Erstmal alles abgelegt, Stiefel ausgezogen und alles feuchte zum Trocknen aufgehängt. Und etwas zu essen bereitet. Dann passiert noch ein Missgeschick:

Nach dem Wasserfiltern wollte ich meinen Filter reinigen, ich drücke den Keramikfilter vorsichtig aus dem Kunststoffgehäuse. Was passiert? Er springt aus der Halterung, glitscht durch die Hände und zerschellt auf einem Felsen! Kurz gelacht und dann erst einmal laut geflucht!

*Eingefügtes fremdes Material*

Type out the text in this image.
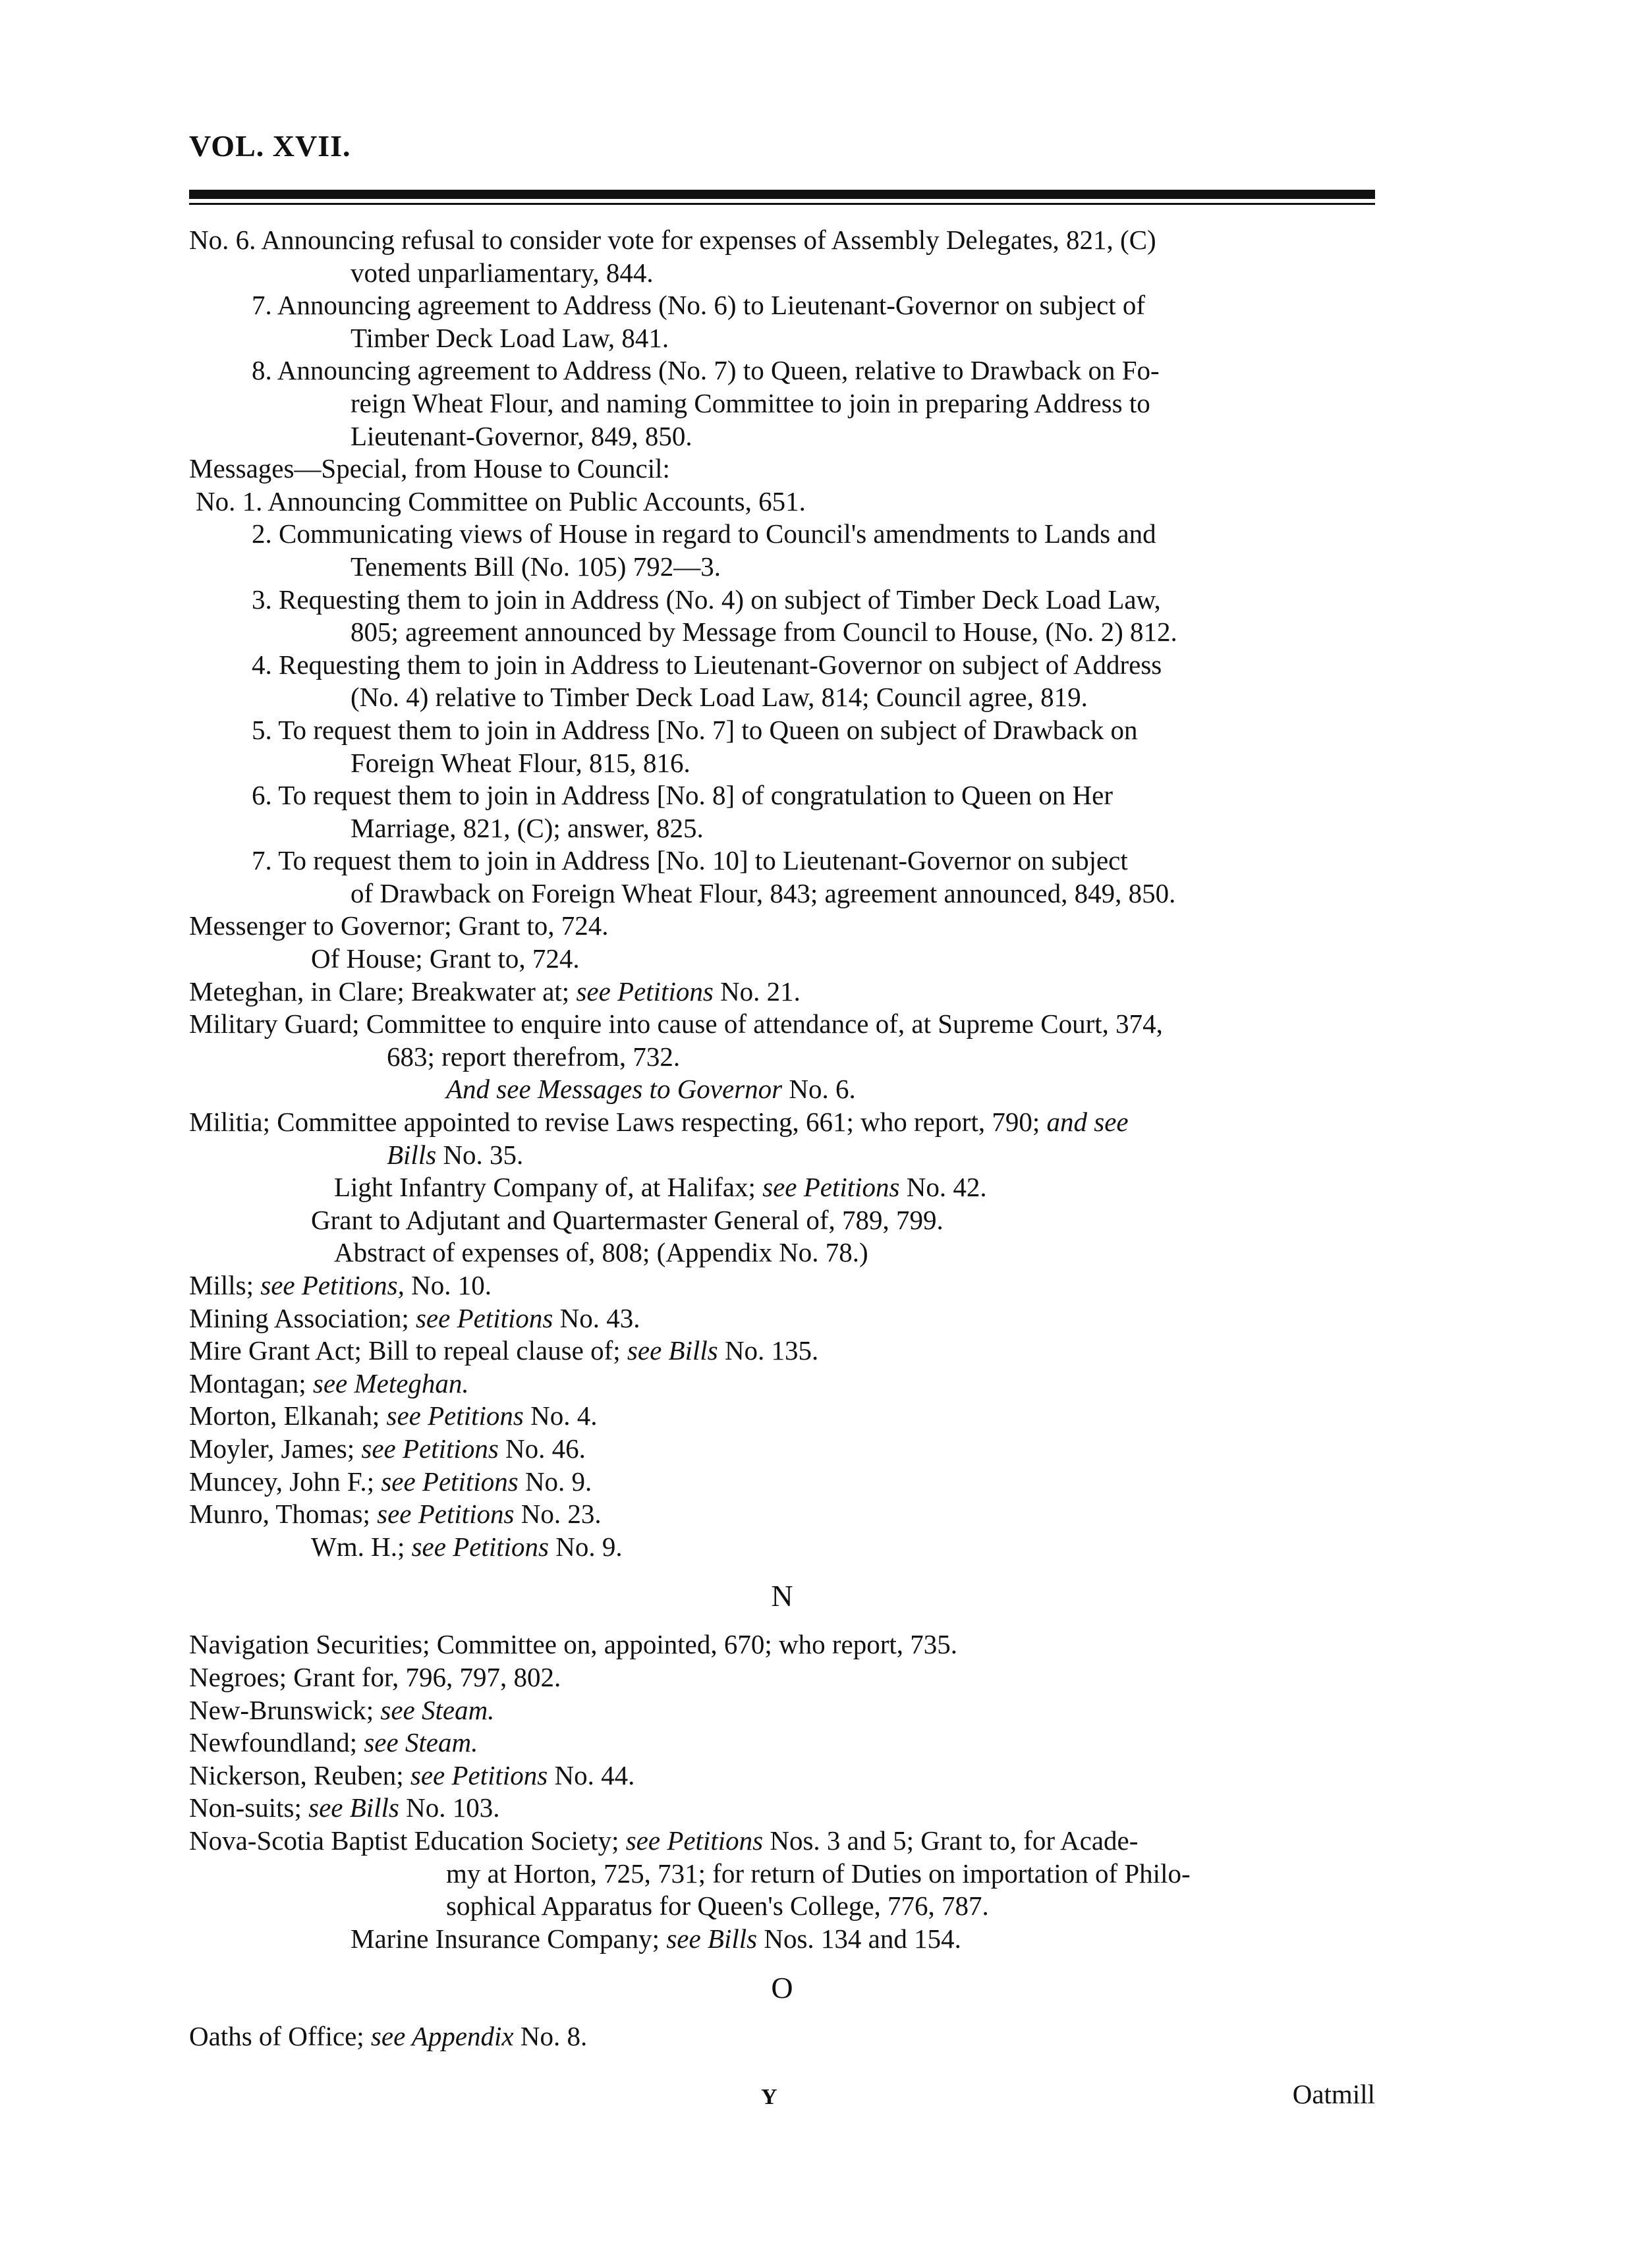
VOL. XVII.
No. 6. Announcing refusal to consider vote for expenses of Assembly Delegates, 821, (C)
voted unparliamentary, 844.
7. Announcing agreement to Address (No. 6) to Lieutenant-Governor on subject of
Timber Deck Load Law, 841.
8. Announcing agreement to Address (No. 7) to Queen, relative to Drawback on Fo-
reign Wheat Flour, and naming Committee to join in preparing Address to
Lieutenant-Governor, 849, 850.
Messages—Special, from House to Council:
No. 1. Announcing Committee on Public Accounts, 651.
2. Communicating views of House in regard to Council's amendments to Lands and
Tenements Bill (No. 105) 792—3.
3. Requesting them to join in Address (No. 4) on subject of Timber Deck Load Law,
805; agreement announced by Message from Council to House, (No. 2) 812.
4. Requesting them to join in Address to Lieutenant-Governor on subject of Address
(No. 4) relative to Timber Deck Load Law, 814; Council agree, 819.
5. To request them to join in Address [No. 7] to Queen on subject of Drawback on
Foreign Wheat Flour, 815, 816.
6. To request them to join in Address [No. 8] of congratulation to Queen on Her
Marriage, 821, (C); answer, 825.
7. To request them to join in Address [No. 10] to Lieutenant-Governor on subject
of Drawback on Foreign Wheat Flour, 843; agreement announced, 849, 850.
Messenger to Governor; Grant to, 724.
Of House; Grant to, 724.
Meteghan, in Clare; Breakwater at; see Petitions No. 21.
Military Guard; Committee to enquire into cause of attendance of, at Supreme Court, 374,
683; report therefrom, 732.
And see Messages to Governor No. 6.
Militia; Committee appointed to revise Laws respecting, 661; who report, 790; and see
Bills No. 35.
Light Infantry Company of, at Halifax; see Petitions No. 42.
Grant to Adjutant and Quartermaster General of, 789, 799.
Abstract of expenses of, 808; (Appendix No. 78.)
Mills; see Petitions, No. 10.
Mining Association; see Petitions No. 43.
Mire Grant Act; Bill to repeal clause of; see Bills No. 135.
Montagan; see Meteghan.
Morton, Elkanah; see Petitions No. 4.
Moyler, James; see Petitions No. 46.
Muncey, John F.; see Petitions No. 9.
Munro, Thomas; see Petitions No. 23.
Wm. H.; see Petitions No. 9.
N
Navigation Securities; Committee on, appointed, 670; who report, 735.
Negroes; Grant for, 796, 797, 802.
New-Brunswick; see Steam.
Newfoundland; see Steam.
Nickerson, Reuben; see Petitions No. 44.
Non-suits; see Bills No. 103.
Nova-Scotia Baptist Education Society; see Petitions Nos. 3 and 5; Grant to, for Acade-
my at Horton, 725, 731; for return of Duties on importation of Philo-
sophical Apparatus for Queen's College, 776, 787.
Marine Insurance Company; see Bills Nos. 134 and 154.
O
Oaths of Office; see Appendix No. 8.
Y	Oatmill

Ich habe dann Wasser aus dem Fluss oberhalb der Cabana genommen. Etwas angefressen aß ich mein Abendessen (Nudeln + CousCous). Da der Tag mich sehr geschafft hat bin ich früh in den Schlafsack und habe mich gut erholt.

Tagesinfos:
Distanz: ca 19 km
Höhenmeter: ca. 1100m Aufstieg, 800m Abstieg
Verwendete Karten: Carte de Radonees, No. 7. Haute-Ariege.